Neal hit the door locks and glanced suddenly around him. He was in a commercial area and the sidewalks and parking lots were busy with people clustered in groups and hurrying along, all their faces dark and impossible to decipher. There was an alley up ahead that cut between a sandwich shop and a bookstore and he cranked the wheel and pounded the car up on the sidewalk. People dodged out of his way, some of them cursing him, throwing up their arms, knocking a fist into his windshield—and then he was in the alley, rushing past the Dumpsters and splashing through puddles left by yesterday’s rainstorm. His side mirror struck a pipe and ripped off.

When he cut through the other side, to a side street full of saltbox houses with chain-link fences, he spotlighted a long-haired lycan—whether man or woman, he couldn’t tell—hunched over a girl and feeding on the bowl of her belly. He took his foot off the brake and mashed it onto the gas and gritted his teeth against the heavy thud, the rise and fall of the left front wheel when he rocked over and crushed both their bodies.

He saw, in the labyrinthine route he followed to the lab, many more lycans tearing off their clothes and scrabbling about on all fours and tackling passersby. He cranked the radio dial and the few stations that came through told him what he already knew: this was an uprising. Later, the world would learn that many lycans were as afraid as Neal, as eager to escape, but right now there was the overwhelming sense that the world had gone feral.

The radio told him that the blast originated in the TriCities area, that by all accounts the reactors were in a state of meltdown. He accepted then that his wife and daughter were dead—lost to a blast as severe as the sun’s breath—but did not have time to mourn them, all of his energy focused on the five feet of road unspooling ahead of him.

The Center for Lobos Studies was a galaxy of light. The emergency generators had kicked on when the blackout hit. The parking lot, as expected, was empty. Even the security guards had abandoned their posts, the booth at the gates vacant and brightly lit, a paperback novel laid open to the page its owner thought he would one day return to. Neal drove into the entry lane, his grille nudging the crossbar, before killing the engine. In the sudden silence he noticed he was breathing as if back from a hard run.

Over the past few months, there had been protests staged in the parking lot. Virtually every day, security ended up hauling someone away, someone waving a gun, a knife. More than once, Neal was evacuated due to a bomb scare. Some of them were animal rights protesters and some of them lycan sympathizers and some of them lycans. If this was an uprising, then the center would be in their crosshairs. Neal didn’t think he had much time.
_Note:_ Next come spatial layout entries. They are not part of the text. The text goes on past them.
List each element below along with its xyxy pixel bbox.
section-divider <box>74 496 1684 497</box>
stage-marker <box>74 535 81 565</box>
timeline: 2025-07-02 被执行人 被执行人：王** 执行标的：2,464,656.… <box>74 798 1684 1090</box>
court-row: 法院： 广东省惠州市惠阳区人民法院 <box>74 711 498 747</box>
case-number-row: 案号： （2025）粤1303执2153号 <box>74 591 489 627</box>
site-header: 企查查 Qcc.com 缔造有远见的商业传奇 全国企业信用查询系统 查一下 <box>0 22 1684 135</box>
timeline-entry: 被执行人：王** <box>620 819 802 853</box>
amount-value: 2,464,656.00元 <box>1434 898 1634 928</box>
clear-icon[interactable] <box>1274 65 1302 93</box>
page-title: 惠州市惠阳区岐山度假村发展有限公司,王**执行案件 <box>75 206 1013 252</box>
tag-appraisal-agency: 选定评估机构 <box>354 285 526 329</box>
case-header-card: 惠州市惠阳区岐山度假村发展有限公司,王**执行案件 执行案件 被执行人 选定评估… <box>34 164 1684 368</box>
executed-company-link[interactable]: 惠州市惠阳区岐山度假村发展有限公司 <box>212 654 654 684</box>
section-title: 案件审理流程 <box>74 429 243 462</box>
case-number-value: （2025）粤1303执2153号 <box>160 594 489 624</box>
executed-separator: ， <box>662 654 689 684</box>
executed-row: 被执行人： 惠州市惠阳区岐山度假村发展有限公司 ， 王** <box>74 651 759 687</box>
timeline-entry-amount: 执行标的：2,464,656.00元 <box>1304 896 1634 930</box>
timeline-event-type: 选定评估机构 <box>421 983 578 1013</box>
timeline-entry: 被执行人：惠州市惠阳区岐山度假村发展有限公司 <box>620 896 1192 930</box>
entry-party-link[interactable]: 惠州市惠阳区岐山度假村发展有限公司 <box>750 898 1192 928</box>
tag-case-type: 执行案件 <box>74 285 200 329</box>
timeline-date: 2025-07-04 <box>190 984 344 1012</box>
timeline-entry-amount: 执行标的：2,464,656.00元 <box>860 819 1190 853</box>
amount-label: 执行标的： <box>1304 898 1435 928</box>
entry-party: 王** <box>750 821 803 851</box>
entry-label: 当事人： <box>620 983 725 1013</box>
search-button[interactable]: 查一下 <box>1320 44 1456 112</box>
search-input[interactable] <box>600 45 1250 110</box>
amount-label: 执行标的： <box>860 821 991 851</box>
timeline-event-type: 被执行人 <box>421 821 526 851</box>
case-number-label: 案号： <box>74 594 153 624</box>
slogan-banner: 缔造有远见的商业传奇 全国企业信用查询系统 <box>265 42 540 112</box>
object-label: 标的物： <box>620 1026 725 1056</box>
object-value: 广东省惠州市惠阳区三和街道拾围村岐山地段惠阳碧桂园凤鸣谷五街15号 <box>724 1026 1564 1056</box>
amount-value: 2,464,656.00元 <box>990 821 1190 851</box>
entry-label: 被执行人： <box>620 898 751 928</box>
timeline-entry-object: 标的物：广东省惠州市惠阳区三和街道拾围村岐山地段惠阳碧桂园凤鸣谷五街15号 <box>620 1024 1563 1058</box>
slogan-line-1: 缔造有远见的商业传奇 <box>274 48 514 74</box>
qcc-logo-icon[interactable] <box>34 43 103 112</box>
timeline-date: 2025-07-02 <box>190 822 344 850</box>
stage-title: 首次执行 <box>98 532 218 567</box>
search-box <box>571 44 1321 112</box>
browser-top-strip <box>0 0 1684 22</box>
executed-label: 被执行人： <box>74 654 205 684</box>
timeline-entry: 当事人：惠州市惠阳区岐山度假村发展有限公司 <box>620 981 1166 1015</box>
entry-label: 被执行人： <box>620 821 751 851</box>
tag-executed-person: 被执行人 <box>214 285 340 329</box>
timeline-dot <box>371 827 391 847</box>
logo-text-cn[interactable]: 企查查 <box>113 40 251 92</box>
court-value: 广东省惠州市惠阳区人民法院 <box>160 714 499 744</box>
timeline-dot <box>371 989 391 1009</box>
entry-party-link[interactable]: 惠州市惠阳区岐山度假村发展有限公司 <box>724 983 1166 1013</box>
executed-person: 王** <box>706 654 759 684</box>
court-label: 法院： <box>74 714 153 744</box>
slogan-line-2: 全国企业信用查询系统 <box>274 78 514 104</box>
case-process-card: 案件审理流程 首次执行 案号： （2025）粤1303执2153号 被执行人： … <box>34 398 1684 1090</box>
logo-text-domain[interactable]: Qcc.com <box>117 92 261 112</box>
He had been working out of the old lab for the past few months, while construction continued on the five-million-dollar Pfizer-funded extension. It was a massive round-roofed building that looked like a whaleback rolling out of the earth. Last he heard, they were to begin moving their equipment next week, the exterior finished, the interior electrical, tile work, and painting still under way. One of its features: a safe room in the basement with coded locks, refrigeration units, a separate well, filtered air, and generators with enough fuel to last six months.

He hurried the two hundred yards, first with his duffel and computer, a stitch in his side so severe he felt as if a knife had run through his ribs. He keyed open the building and tromped down the stairs and rounded the corner to where the door was waiting for him, as unassuming as a closet except for the steel-tooth keypad. He punched in the code, his birthday, and it swung open with the cold breath of a crypt.

He dumped everything he carried and then ran back upstairs and exited the building and staggered more than ran to his lab, where he unlocked a storage cabinet and grabbed as many vaccine vials as he could fit in his pockets. He nearly took them from the fridge and then decided he couldn’t trust the power, so chose the vials full of lyophilized powder that were sterile and must be reconstituted with diluent before injection. They were stable enough to survive harsh conditions.